Nathan Lane, managing director of Golley Slater Birmingham and ProHelp board member reveals what CSR means to him:
“Corporate Social Responsibility (CSR) means many different things to everyone but essentially the goal will always remain the same. The purpose for me of undertaking any CSR activity is to improve the quality of lives of those we are surrounded by and the communities in which we operate.
“Every day companies in and around the Midlands make an impact on the region, be it environmentally, financially or physically. It is how we manage this impact and use this to make a difference to where we live, that counts. Working in public relations we deal with a number of large and small businesses in the region and it is clear that CSR is a high priority to every single one of them.
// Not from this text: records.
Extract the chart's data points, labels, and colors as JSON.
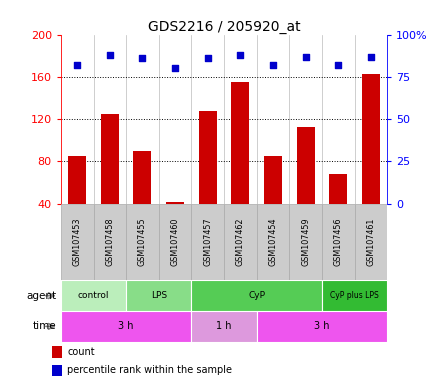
{
  "title": "GDS2216 / 205920_at",
  "samples": [
    "GSM107453",
    "GSM107458",
    "GSM107455",
    "GSM107460",
    "GSM107457",
    "GSM107462",
    "GSM107454",
    "GSM107459",
    "GSM107456",
    "GSM107461"
  ],
  "counts": [
    85,
    125,
    90,
    41,
    128,
    155,
    85,
    112,
    68,
    163
  ],
  "percentile_ranks": [
    82,
    88,
    86,
    80,
    86,
    88,
    82,
    87,
    82,
    87
  ],
  "ymin": 40,
  "ymax": 200,
  "yticks": [
    40,
    80,
    120,
    160,
    200
  ],
  "y2ticks": [
    0,
    25,
    50,
    75,
    100
  ],
  "y2ticklabels": [
    "0",
    "25",
    "50",
    "75",
    "100%"
  ],
  "bar_color": "#cc0000",
  "dot_color": "#0000cc",
  "dot_size": 16,
  "agent_groups": [
    {
      "label": "control",
      "start": 0,
      "end": 2,
      "color": "#bbeebb"
    },
    {
      "label": "LPS",
      "start": 2,
      "end": 4,
      "color": "#88dd88"
    },
    {
      "label": "CyP",
      "start": 4,
      "end": 8,
      "color": "#55cc55"
    },
    {
      "label": "CyP plus LPS",
      "start": 8,
      "end": 10,
      "color": "#33bb33"
    }
  ],
  "time_groups": [
    {
      "label": "3 h",
      "start": 0,
      "end": 4,
      "color": "#ee55ee"
    },
    {
      "label": "1 h",
      "start": 4,
      "end": 6,
      "color": "#dd99dd"
    },
    {
      "label": "3 h",
      "start": 6,
      "end": 10,
      "color": "#ee55ee"
    }
  ],
  "sample_box_color": "#cccccc",
  "sample_box_edge": "#aaaaaa",
  "grid_lines": [
    80,
    120,
    160
  ],
  "bar_bottom": 40
}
The saying ‘no man is an island’ has never been more true when it comes to industry.
“Companies these days are working together as a team to change the ways in which the city operates, people are treated and dangers that face the community. It is this regional spirit, I believe, that makes Birmingham and the Midlands a leading force in the power of CSR.
“My first involvement with CSR came when I was still working in Yorkshire. I had always been interested in the effect the business community had on the people of the area and I felt that using my skills in PR was a good way to make a tangible difference. Since my move to Birmingham I have really been able to increase my involvement with CSR by working with ProHelp and in BITC.
“Getting involved with ProHelp was an easy decision for me, not only did it allow me to advise clients on community engagement strategies which made a difference to the communities in which Golley Slater operates but improve staff relations (internally and externally) and make a difference to my business’s bottom line. It also helped us put more structure around a previously ad-hoc pro bono programme and focus on the outcomes for our own business.
“CSR can often be confused with philanthropy – which is the simple act of giving – but to me, this is the wrong approach. For any kind of relationship to really prosper both parties must benefit in some way and this has to sit at the heart of any businesses approach to CSR.
“By establishing strong links between individuals, businesses and communities, we can work together to set a commercial agenda that takes steps to improve and make a difference to our collective lot.”